Dès les premiers plans de "Licorice Pizza", les contours d'Alana Haim, le golden haze californien, l'OST tonitruante et le bitume brûlant nous téléportent dans un des rares espaces-temps où l'espoir étouffait encore la nostalgie, et où l'Amérique préférait encore essayer que de ne pas oser. Ce thème qui survole le film, à travers l'opposition constante entre l'entrepreneuriat, la liberté et le progrès d'un côté, et les néo-remparts de l'Amérique moderne de l'autre ; conservatisme, traditionalisme et État de guerre perpétuel en tête, attise le feu autour duquel dansent nos héros.

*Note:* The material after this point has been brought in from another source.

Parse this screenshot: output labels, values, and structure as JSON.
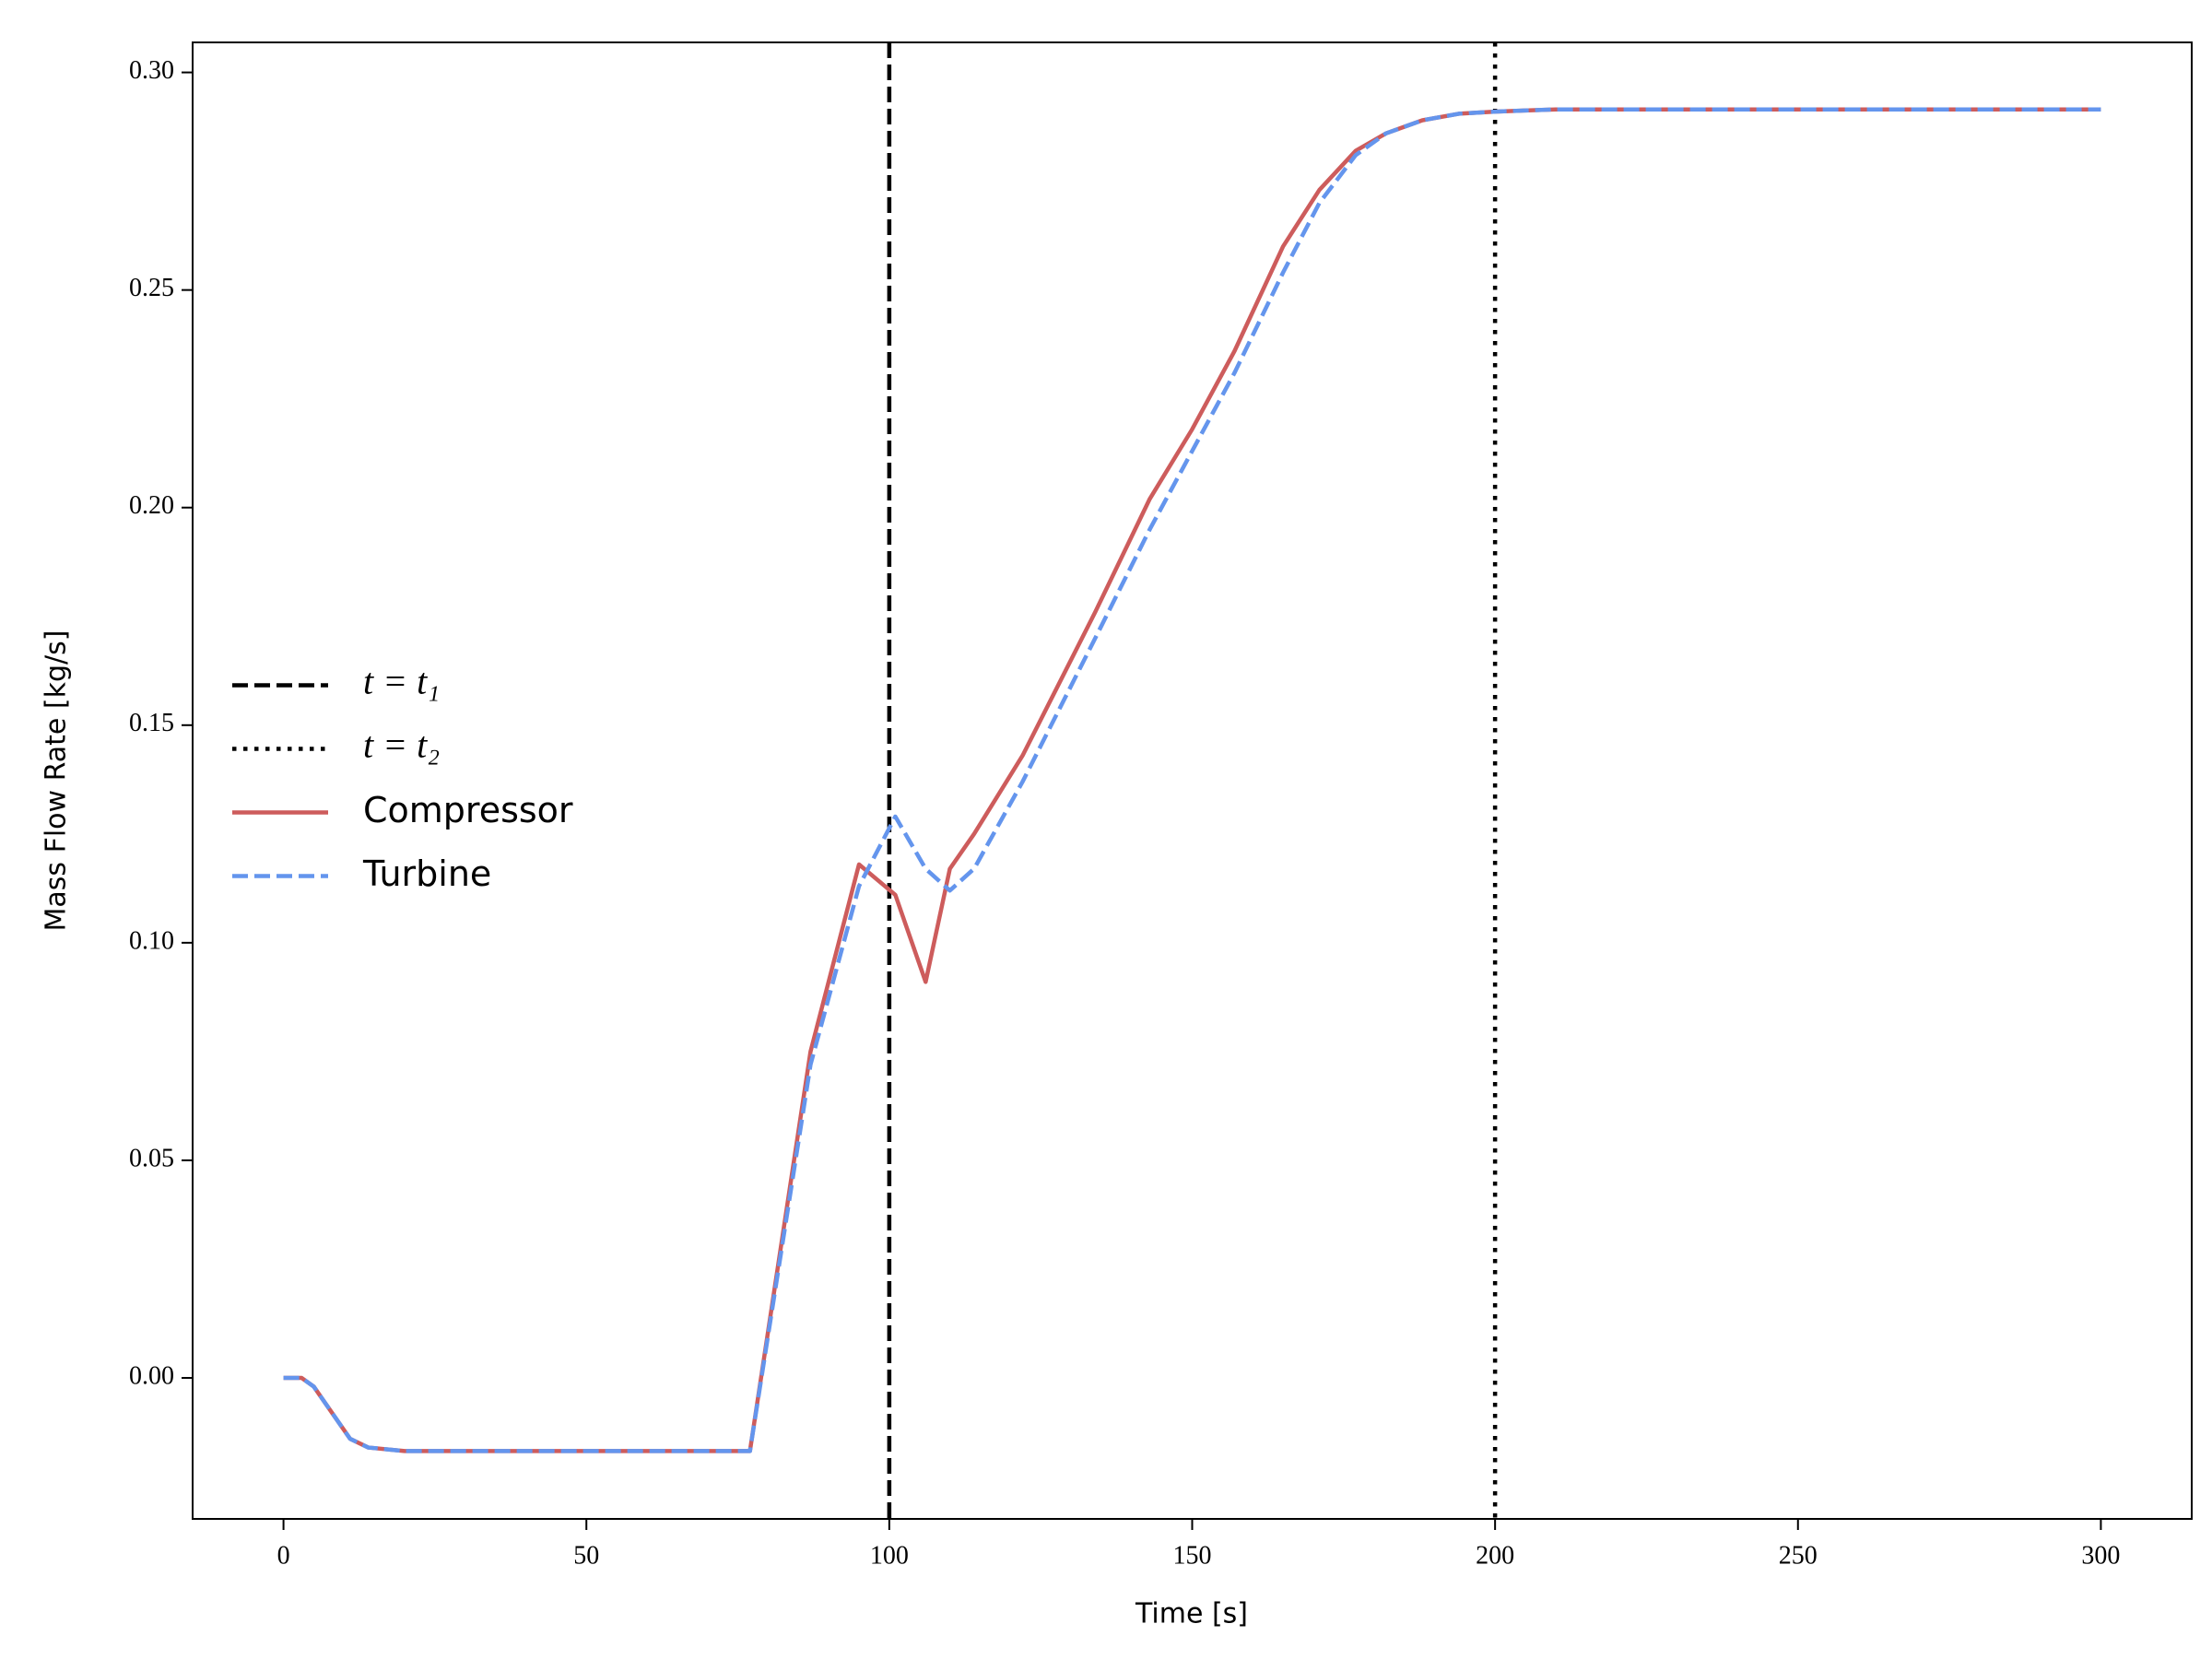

Outre les performances irrésistibles des newcomers Alana Haim et Cooper Hoffman, quel bonheur de retrouver coup sur coup Sean Penn (où étais-tu ?), Bradley Cooper et Benny Safdie, réalisateurs confirmés, devant la caméra de Paul Thomas Anderson. Dans leurs personnages se dessinent de multiples formes de masculinité, de secrets et de pouvoir qui tourbillonnent autour de Gary, et transforment l'été du garçon, bientôt devenu homme, en quête constante de différenciation dans la construction de son identité adulte.
Face à ces trois monuments, la musicalité et le rythme naturels d'Alana, et plus largement de la famille Haim, adoucissent et tempèrent le chaos ambiant. J'avais été prévenu, et pourtant : la plus jeune du groupe transforme l'essai, et ne laisse place qu'à l'enchantement. Sa confiance fragile inonde l'espace et l'écran, et paraît taillée pour la patine de Paul Thomas Anderson, dont la collaboration avec le trio semble être la plus enivrante depuis Daniel Day-Lewis. Comme dans le film, un mariage des générations qui fait des étincelles.
En bref, d'ores et déjà un candidat d'honneur pour le meilleur film de 2022, et une brise d'optimisme qui donne envie de retourner y passer deux heures, encore et encore.